The Gospel According to Peanuts, by the Presbyterian Robert L. Short? Maybe, if it doesn't try to brainwash you into believing in secular humanism and evil-lution. Better let your Sunday school teacher review it first, to be sure.
Mere Christianity, by the Anglican C.S. Lewis? Are you crazy? Anglicans are like Catholics!
But the Campus Crusade for Christ crowd at Rocky High was all agog over C.S. Lewis.

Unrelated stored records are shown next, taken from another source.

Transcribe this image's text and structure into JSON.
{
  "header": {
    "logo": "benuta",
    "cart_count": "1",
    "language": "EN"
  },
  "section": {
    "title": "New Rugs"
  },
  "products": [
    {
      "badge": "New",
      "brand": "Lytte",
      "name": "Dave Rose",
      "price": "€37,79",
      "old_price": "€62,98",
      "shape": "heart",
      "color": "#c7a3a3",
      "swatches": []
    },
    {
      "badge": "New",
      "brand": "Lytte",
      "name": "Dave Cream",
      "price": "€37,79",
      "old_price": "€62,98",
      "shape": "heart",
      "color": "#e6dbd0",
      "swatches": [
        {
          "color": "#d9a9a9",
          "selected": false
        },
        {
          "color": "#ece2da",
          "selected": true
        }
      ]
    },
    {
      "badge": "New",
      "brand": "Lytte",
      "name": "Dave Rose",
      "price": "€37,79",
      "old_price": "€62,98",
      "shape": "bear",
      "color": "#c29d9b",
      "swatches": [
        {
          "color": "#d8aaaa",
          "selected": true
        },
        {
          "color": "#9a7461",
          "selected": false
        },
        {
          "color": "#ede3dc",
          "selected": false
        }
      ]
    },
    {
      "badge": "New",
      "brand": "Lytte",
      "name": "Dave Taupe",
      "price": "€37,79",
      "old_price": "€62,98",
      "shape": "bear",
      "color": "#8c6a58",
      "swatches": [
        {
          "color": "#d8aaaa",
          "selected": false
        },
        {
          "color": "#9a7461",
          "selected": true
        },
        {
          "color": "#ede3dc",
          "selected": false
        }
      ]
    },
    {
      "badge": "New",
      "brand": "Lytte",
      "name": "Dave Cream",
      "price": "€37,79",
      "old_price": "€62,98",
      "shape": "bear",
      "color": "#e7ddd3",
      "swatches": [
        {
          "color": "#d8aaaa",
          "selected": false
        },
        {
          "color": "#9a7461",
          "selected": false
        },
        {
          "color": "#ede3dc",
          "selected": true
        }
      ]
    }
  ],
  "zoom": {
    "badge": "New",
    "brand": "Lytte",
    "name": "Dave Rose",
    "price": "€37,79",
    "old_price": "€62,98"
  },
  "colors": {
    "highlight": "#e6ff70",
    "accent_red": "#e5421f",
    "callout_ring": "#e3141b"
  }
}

Besides, I knew that he and J.R.R. Tolkien, author of The Lord of the Rings, were friends, all members of a literary club called the Inklings. I imagined intense afternoon buddy-bonding over discussions of Beowulf.
So with some trepidation, I started reading his books.
The Chronicles of Narnia was great, if a little too preachy.
Out of the Silent Planet was ok. No hetero-romance, but not a lot of gay subtexts, and the weird alien planet that Ransom goes to sounds very allegorical.
Perelandra was awful. Adam and Eve on Venus.
That Hideous Strength: I didn't get farther than the first few pages, when the protagonist's young wife Jane is in the hospital and requests a copy of Shakespeare's Sonnets, and mulls over an arcane passage in Love's Alchemie for her doctoral dissertation. Yawn.
The Screwtape Letters: Letters from the senior demon Screwtape to his inexperienced nephew, Wormwood, explaining how to tempt his human subject. Ok, if a little preachy.
The Great Divorce: I always liked the word "divorce," from when I thought it was a loophole in the "find the right girl" litany of the adults. But there's actually no divorce. A guy is trapped in a weird gray city with ghosts.
Till We Have Faces: it said "a retelling of the myth of Cupid and Psyche." I knew that was all about hetero-romance, so I avoided it.
Overall a disappointment. But it was still fun to say "I've been reading The Screwtape Letters" in Nazarene Young People's Society or Afterglow, and watch everyone's jaws drop, as if I said I had been reading the Satanic Bible, or the letters of Pope Paul.